Can anybody guide me, how can I get cruise control for my Nissan X-Trail 2014.


----------



## quadraria10 (Jul 6, 2010)

Are they really selling new X trails/Rogues without cruise control?


----------



## shahryar2002 (May 26, 2014)

YEah, they are.......... but can you help me out, by suggesting something


----------



## quadraria10 (Jul 6, 2010)

Well ok, I googled aftermarket cruise control for Nissan, and found out that Rostra has a kit that is compatible with 2013 Nissan Altima that would probably work. Of course it requires installation. It probably will not be easy finding an aftermarket company to install one, but let your fingers do the walking. Why not ask Nissan directly? More pertinently why buy the car if its such a key feature for you. New model vehicles aren't the easiest to find aftermarket parts for, much better to have it factory installed.

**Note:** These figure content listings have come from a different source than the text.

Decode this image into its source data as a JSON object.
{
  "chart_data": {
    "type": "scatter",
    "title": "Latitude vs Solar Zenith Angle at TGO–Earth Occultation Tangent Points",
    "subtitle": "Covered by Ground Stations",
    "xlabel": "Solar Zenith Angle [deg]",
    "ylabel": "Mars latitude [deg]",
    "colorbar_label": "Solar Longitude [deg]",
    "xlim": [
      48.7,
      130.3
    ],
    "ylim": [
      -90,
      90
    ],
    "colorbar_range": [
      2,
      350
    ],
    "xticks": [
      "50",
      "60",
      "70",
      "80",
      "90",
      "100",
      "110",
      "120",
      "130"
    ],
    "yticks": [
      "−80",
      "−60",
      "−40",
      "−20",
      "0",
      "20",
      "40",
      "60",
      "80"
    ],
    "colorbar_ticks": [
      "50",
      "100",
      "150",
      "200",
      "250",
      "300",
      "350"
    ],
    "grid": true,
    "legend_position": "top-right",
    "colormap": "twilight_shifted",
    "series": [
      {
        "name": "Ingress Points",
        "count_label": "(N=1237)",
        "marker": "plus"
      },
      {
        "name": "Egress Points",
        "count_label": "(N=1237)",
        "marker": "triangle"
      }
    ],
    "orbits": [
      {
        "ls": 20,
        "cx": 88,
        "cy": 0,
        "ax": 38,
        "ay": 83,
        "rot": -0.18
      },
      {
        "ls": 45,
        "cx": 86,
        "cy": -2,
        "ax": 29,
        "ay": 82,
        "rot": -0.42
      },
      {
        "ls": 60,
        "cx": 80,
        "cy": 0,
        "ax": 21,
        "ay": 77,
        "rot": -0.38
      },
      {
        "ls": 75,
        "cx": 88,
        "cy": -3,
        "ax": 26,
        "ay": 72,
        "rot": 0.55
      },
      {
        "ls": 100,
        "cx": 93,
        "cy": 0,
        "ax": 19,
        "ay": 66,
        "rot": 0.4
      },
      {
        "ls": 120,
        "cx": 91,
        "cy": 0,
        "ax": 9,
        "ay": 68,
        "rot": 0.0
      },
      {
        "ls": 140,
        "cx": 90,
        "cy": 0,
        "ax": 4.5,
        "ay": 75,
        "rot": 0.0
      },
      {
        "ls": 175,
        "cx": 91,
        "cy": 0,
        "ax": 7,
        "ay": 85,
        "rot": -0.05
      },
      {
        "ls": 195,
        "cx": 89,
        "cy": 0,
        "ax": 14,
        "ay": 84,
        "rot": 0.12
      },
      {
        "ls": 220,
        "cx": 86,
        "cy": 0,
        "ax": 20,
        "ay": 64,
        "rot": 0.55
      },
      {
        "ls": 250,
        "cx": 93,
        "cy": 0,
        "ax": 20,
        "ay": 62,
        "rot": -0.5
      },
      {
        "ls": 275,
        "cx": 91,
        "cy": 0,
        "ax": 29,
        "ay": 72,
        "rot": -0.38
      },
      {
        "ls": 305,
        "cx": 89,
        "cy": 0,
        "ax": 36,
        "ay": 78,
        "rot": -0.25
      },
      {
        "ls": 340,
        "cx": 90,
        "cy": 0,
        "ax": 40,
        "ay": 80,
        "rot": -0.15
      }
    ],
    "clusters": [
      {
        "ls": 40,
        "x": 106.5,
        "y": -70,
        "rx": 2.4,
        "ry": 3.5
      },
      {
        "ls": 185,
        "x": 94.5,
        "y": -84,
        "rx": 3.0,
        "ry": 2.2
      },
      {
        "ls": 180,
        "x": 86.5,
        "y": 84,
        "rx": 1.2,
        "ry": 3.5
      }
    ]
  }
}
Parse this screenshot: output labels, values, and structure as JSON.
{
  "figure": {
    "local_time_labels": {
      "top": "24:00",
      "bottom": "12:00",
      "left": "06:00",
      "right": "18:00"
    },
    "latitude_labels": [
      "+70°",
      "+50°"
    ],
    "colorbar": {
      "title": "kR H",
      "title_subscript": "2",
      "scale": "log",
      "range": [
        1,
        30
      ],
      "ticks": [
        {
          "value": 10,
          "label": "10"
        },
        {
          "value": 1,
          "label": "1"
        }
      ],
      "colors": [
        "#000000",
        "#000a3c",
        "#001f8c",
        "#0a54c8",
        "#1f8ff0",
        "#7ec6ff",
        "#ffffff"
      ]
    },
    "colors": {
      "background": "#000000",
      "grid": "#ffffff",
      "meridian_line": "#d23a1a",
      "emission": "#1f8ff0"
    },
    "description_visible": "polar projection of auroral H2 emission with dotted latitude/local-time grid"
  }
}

Good luck. 
Guess I was surprised because every Nissan I have owned since 1995 has had the feature.


----------



## shahryar2002 (May 26, 2014)

Nissan X-Trail is not in their list.

Any idea, if I can get it installed from Nissan, how much they will charge?


----------



## quadraria10 (Jul 6, 2010)

I know its not on their list. As I said you have a new model and it wont be included in many parts lists. That said, Nissan does not reinvent parts for every model, nor do they use different connections. Many parts are shared between models. I looked and the 2014 x trail/rogue has the same steering wheel, not to mention engine, as the 2013 Altima, so my guess is a system that would work with it will work in yours with a similar if not identical connection method. You could probably install the Rostra unit as the cheap option, otherwise I would think a dealer should be able to offer it as installable option. I have no idea how much, but my guess is somewhere between 750 and 1000 dollars labour included. Call up your dealer, and let us know what they tell you. Good luck with it.


----------